In parte molti di Voi l'hanno già fatto quando hanno accolto
il nostro appello per una "voglia di nuovo". Ora toccherà
a me, a noi, mantenere fede a quella promessa di cambiamento e conquistare
la fiducia di tutti.
Lo farò attraverso la realizzazione del Programma, che accomuna
una buona ordinaria amministrazione a progetti di più ampio
respiro.
Progetti che dobbiamo realizzare se vogliamo veramente ricollocare
Poggiomarino, restituendole il ruolo di prima città del collegio
provinciale e non quello di cenerentola ed estrema periferia del napoletano.
Poggiomarino, come sapete, è sede di un importante sito archeologico
della preistoria dell’Uomo, un sito più unico che raro
per la sua vastità e il suo stato di conservazione, tanto che
è stato denominato la Venezia della Protostoria ovvero la Pompei
di 1500 anni avanti Cristo.

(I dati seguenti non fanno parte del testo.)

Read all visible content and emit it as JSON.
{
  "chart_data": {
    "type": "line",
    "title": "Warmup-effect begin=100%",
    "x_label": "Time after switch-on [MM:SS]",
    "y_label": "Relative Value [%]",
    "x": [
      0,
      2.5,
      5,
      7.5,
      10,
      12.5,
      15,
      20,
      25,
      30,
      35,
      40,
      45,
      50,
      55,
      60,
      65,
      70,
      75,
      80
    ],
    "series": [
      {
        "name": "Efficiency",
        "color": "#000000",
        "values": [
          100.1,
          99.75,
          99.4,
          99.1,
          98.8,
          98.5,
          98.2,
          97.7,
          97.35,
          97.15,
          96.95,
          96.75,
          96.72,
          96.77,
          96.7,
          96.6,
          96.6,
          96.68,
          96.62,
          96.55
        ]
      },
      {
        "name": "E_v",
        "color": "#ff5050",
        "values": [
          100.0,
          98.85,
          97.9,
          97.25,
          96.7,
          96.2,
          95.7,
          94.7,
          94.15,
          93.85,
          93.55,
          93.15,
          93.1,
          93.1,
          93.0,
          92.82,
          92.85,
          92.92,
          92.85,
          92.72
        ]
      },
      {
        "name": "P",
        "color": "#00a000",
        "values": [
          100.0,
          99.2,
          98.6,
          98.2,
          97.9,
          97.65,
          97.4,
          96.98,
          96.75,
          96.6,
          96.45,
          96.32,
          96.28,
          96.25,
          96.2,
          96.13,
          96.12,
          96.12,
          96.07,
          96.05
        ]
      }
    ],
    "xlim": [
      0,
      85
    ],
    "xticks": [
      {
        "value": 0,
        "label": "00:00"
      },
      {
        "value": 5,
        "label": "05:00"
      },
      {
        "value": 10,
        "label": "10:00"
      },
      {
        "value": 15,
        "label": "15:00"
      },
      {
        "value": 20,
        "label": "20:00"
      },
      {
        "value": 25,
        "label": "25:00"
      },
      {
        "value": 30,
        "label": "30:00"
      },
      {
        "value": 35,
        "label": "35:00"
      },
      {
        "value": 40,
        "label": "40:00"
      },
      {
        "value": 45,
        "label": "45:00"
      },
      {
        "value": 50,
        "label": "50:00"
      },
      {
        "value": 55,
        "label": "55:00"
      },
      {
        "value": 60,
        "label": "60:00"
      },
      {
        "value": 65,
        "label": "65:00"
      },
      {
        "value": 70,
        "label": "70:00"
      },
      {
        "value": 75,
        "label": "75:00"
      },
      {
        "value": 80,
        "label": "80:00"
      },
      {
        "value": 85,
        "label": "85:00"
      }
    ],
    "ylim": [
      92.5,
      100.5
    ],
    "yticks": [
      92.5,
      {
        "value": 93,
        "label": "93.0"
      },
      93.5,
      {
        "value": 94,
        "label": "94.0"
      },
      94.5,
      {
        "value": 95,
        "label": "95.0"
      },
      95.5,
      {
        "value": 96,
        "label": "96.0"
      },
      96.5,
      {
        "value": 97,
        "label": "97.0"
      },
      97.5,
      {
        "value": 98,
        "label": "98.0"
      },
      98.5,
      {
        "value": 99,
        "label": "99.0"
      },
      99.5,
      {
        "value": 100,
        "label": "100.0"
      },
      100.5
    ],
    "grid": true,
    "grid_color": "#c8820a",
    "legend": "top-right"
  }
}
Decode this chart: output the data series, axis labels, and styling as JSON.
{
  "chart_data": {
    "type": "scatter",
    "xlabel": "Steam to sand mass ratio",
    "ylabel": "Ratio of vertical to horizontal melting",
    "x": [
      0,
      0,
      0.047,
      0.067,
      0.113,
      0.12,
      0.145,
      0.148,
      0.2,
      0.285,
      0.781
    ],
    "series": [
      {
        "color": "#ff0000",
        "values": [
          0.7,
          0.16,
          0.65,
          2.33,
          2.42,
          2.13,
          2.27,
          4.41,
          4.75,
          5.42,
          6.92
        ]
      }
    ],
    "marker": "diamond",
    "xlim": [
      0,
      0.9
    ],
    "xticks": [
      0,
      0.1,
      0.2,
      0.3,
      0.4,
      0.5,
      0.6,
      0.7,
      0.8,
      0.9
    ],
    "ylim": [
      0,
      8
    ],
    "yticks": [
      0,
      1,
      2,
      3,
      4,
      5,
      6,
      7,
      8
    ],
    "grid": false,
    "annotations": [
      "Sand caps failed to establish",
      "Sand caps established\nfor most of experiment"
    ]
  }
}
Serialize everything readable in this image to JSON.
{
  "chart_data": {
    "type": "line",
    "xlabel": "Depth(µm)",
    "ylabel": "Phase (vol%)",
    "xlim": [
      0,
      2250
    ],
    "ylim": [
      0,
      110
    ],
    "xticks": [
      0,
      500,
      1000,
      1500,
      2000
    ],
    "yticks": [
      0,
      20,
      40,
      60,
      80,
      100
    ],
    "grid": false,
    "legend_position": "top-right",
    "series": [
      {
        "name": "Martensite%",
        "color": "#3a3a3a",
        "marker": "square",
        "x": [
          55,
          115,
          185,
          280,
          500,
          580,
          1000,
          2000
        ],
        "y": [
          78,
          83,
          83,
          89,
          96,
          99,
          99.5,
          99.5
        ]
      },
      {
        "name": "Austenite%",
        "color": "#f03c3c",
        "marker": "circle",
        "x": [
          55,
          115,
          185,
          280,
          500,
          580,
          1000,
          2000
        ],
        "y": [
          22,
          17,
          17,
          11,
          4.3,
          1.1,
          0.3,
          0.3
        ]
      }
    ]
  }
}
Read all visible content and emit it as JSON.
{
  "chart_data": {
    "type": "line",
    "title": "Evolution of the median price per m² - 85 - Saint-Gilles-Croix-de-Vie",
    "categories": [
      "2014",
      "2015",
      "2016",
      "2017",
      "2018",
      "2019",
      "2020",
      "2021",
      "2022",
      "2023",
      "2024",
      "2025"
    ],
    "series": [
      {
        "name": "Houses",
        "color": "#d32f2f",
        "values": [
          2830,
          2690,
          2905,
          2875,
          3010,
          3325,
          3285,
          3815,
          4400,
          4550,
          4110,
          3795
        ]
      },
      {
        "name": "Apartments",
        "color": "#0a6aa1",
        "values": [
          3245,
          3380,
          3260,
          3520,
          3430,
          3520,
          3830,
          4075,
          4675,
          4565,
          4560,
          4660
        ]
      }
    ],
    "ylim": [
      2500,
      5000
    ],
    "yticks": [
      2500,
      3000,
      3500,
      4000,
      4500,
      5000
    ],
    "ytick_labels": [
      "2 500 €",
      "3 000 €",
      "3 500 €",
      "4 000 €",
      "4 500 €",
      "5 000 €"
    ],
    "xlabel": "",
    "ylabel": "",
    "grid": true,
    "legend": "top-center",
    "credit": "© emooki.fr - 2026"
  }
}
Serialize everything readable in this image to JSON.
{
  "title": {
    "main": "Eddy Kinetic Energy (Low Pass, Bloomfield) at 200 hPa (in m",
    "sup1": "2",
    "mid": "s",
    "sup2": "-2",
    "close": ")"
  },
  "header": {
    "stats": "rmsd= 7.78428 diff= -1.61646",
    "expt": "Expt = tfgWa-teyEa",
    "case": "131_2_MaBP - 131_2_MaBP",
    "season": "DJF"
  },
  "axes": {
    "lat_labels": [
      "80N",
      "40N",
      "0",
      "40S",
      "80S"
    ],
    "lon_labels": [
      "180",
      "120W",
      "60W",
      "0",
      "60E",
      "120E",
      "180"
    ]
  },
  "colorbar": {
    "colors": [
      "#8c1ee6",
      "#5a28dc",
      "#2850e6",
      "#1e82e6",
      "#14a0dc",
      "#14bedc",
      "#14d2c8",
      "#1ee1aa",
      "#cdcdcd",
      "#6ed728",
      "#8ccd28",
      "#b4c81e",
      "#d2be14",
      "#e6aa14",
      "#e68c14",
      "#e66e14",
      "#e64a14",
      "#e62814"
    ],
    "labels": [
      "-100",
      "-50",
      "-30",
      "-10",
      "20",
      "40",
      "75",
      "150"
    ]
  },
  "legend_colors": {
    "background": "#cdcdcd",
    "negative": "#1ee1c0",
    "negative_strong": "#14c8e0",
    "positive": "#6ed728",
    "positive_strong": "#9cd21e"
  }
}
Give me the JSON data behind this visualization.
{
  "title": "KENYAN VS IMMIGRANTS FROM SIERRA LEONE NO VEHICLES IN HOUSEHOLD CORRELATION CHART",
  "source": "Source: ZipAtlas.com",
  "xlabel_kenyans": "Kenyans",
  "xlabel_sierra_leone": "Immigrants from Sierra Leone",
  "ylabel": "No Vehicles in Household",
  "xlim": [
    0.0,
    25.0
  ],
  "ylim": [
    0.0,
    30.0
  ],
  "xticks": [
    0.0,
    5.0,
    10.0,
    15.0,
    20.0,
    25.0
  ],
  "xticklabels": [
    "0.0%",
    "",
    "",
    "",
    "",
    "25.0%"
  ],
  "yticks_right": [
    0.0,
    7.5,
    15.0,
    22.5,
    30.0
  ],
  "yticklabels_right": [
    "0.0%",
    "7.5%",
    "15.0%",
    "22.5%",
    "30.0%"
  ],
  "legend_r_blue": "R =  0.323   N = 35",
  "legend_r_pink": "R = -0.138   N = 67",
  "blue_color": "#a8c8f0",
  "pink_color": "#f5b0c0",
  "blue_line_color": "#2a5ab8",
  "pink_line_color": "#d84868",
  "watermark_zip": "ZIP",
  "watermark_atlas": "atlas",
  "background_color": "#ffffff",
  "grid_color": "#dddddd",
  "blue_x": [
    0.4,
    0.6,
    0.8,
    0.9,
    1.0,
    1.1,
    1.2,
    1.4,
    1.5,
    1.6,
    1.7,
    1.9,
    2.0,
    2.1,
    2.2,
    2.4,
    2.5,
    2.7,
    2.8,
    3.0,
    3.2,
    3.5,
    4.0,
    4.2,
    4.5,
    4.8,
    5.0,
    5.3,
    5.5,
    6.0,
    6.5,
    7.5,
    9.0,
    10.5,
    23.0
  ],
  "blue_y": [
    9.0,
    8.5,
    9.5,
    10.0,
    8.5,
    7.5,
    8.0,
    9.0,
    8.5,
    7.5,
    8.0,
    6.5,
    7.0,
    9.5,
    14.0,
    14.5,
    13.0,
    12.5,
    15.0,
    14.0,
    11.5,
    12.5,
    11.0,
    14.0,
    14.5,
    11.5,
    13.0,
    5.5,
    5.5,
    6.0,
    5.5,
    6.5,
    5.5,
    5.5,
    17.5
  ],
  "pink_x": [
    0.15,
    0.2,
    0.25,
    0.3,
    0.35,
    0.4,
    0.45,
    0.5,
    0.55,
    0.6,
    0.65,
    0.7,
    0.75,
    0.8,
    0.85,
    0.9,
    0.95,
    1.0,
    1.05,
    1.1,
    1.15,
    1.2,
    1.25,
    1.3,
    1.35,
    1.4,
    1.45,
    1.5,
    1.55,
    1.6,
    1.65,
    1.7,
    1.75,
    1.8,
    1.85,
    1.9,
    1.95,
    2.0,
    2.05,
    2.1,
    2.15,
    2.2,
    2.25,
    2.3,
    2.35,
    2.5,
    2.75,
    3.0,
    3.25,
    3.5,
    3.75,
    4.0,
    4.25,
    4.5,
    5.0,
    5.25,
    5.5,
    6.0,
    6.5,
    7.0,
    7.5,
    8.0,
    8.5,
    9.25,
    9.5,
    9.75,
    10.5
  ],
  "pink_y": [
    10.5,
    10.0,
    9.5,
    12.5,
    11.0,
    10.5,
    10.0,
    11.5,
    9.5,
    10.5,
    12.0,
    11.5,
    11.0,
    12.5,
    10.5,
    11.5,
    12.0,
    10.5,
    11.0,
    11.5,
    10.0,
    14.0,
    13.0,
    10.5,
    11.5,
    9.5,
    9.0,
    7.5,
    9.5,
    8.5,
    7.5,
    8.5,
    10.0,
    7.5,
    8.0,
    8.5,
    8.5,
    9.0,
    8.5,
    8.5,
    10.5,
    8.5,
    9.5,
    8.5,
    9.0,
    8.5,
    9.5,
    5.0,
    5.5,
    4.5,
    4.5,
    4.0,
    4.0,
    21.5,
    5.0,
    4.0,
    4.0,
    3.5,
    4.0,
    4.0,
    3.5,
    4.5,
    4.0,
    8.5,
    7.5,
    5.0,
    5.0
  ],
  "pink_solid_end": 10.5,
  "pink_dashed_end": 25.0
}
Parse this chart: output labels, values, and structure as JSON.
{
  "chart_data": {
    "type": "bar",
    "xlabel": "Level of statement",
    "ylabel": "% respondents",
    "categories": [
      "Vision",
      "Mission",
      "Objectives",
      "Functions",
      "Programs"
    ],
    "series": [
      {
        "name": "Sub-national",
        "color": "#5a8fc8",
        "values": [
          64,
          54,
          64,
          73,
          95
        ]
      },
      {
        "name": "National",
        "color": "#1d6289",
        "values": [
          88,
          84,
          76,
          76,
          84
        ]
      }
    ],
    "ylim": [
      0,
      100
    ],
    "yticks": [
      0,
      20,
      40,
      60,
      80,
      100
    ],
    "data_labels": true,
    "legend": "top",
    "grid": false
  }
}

Questo per farVi capire l’interesse
e l’obiettivo che dovremmo porci per una ipotesi di sviluppo
non solo comunale ma dell’intera Valle del Sarno.
Poggiomarino è terra di un nutrito gruppo di imprenditori,
di professionalità, di ingegno di cui è urgente un disegno
per la loro valorizzazione.
Poggiomarino è il luogo di accoglienza di migliaia di extracomunitari
di varia etnia, è, però, anche la città dove
il rapporto demografico tra dipendenti ed abitanti è minore
della metà il che significa che dovremmo avere almeno il doppio
di netturbini, di Vigili Urbani, di amministrativi ecc. per offrire
servizi più efficienti.
Poggiomarino è una città che non ha debiti ma è
anche un Comune che ha sfondato per due volte consecutive il cosiddetto
“Patto di Stabilità Interno”, condannato, cioè,
per effetto di assurde disposizioni, a non poter assumere nuovo personale,
a non poter contrarre mutui, a dover ridurre ancora le sue spese correnti.
In questo quadro di profonda contraddizione - anche per l’effetto
di errori gestionali antecedenti e per l’assenza di una continuità
amministrativa per oltre dieci anni - l’azione politica ha successo
se suffragata dal consenso e dalla comprensione di quanti capiscono
che è il momento di resistere ancora per qualche anno affinché
il risanamento finanziario dell’Ente abbia successo e si apra
una stagione fatta di maggiore solidarietà sociale e di migliore
vivibilità.
Non so se riusciremo a superare tutte le difficoltà, per parte
mia l'impegno e l'energia saranno totali.
Non so se il futuro di Poggiomarino potrà essere "splendido".
Certamente lavoreremo perché sia migliore del presente.